Now if you are dangerous enough to remove the Li-Ion battery, LCD, and desolder the NAND Flash TSOPs then you will pretty much have a bare board. That’s what we’ll be showing you today. Let’s start with the back of the board – go ahead and click the pic for a little higher resolution if you need.
On the back of the board we can see the support hardware and ancillary bits.
- 1.3MP Camera with video function (no flash or torch light)
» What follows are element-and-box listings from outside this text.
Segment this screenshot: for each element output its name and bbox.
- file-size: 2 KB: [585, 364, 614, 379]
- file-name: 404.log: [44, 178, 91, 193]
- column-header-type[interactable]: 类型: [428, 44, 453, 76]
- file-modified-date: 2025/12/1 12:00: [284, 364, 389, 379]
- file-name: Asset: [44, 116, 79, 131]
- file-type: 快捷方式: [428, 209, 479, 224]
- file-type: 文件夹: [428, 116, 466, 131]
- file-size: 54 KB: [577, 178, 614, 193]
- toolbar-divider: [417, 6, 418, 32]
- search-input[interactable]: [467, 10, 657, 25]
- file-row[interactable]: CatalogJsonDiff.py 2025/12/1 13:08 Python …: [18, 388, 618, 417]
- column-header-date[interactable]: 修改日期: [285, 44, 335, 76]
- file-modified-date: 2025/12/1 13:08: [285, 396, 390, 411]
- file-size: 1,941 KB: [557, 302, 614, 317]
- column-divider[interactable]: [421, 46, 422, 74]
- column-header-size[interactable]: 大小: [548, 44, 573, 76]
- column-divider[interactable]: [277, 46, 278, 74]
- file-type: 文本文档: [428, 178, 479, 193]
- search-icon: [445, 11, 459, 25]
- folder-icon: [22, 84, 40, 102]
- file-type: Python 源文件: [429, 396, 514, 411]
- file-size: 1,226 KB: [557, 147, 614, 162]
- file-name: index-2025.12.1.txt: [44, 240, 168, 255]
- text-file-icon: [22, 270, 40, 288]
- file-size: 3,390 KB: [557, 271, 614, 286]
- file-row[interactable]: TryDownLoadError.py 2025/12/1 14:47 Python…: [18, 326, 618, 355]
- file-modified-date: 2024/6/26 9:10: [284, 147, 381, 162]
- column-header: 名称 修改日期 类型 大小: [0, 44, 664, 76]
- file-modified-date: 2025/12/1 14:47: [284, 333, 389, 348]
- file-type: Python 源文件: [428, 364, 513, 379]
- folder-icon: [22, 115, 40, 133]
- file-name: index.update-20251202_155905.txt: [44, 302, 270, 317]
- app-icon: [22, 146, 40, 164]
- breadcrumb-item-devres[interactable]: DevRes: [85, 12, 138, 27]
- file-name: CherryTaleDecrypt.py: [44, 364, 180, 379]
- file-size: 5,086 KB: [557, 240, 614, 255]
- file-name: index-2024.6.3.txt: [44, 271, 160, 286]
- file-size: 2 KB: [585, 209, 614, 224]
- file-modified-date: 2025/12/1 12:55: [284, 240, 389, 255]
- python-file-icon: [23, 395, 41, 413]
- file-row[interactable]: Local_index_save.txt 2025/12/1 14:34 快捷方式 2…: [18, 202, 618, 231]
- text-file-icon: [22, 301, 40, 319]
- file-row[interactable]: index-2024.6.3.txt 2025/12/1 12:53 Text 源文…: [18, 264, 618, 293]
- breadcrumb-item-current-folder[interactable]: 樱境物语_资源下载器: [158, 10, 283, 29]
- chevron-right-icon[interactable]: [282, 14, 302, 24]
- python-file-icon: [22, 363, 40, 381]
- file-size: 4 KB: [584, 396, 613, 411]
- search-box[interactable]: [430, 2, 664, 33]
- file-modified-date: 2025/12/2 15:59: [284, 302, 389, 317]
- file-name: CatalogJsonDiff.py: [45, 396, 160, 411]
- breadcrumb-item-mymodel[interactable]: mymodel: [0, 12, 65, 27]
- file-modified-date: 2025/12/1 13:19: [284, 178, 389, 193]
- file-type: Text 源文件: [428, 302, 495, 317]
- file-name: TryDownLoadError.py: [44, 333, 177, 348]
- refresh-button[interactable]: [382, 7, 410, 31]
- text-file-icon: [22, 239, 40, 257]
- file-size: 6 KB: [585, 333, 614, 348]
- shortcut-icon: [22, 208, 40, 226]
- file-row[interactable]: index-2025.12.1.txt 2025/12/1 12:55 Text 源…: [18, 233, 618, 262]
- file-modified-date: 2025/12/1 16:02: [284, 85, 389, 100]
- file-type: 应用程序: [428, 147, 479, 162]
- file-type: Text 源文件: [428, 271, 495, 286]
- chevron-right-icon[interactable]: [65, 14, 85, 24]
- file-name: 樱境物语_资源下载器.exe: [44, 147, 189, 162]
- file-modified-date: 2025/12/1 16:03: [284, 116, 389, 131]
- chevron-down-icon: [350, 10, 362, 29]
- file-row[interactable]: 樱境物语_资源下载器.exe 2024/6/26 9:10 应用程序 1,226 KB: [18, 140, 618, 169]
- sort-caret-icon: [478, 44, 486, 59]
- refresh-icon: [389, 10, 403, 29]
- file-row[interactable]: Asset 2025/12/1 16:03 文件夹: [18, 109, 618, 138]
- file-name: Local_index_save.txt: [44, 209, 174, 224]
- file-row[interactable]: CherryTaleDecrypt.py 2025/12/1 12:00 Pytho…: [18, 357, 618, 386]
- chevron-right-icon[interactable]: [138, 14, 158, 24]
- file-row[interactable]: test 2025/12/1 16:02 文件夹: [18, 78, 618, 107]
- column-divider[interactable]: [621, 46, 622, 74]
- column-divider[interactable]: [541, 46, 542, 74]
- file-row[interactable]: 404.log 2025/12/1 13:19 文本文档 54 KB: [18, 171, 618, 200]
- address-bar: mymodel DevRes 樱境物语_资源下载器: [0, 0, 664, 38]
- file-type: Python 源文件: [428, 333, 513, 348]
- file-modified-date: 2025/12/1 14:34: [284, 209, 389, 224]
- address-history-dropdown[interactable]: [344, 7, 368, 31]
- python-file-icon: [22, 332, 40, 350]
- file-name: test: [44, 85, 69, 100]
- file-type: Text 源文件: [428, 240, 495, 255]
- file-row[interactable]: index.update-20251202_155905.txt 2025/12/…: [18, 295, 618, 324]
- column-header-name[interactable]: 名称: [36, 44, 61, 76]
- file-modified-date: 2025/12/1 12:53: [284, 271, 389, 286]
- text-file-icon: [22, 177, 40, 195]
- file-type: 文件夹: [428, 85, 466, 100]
- MicroSD/TransFlash socket
- USB 2.0 port
- Video Out (and maybe IN) jack
- Headphone out jack
- Back of the Analog Joystick
- Footprint for Flash 2 extended storage
- CPU Serial Port – Note this location, folks. You’ll be soldering here soon!
Continuing on with the front of the PCB…
Fig 4 – Front of the PCB with all the cool bits labelled
Here we can see most of the interesting IC’s in the list of goodies.
- CPU – Sunplus SPMP8000A Media Processor (ARM926) with plenty of bells, whistles, and media-decoding subsystems to make it worth a second look.
- DDR – 16MB (boo) Hynix HY5DU561622ETP
- Flash 1 (Main Flash) – Can be various devices and sizes. Ours was Hynix H27UAG8T2 2GB
- Analog Joystick ala PSP
Not bad. A nice, compact, low-cost system ripe for the hacking. This pretty much concludes our overview for today, so go start fetching datasheets and installing the ARM toolchains in preparation for some pretty deep hacking that’s about to take place. In order to whet your appetite, we’ll leave you with a few fun facts.
- Absolutely no firmware signing, checking, or security
- Built in bootloader accessed by plugging USB while holding a magic button, or by starting up or plugging USB with no flash or blank flash installed.
- Bootloader automatically executes anything you send to it, as the firmware updater consists of first sending a flashing program, then sending a flash image. What could be easier – you can run your own code in 30 seconds!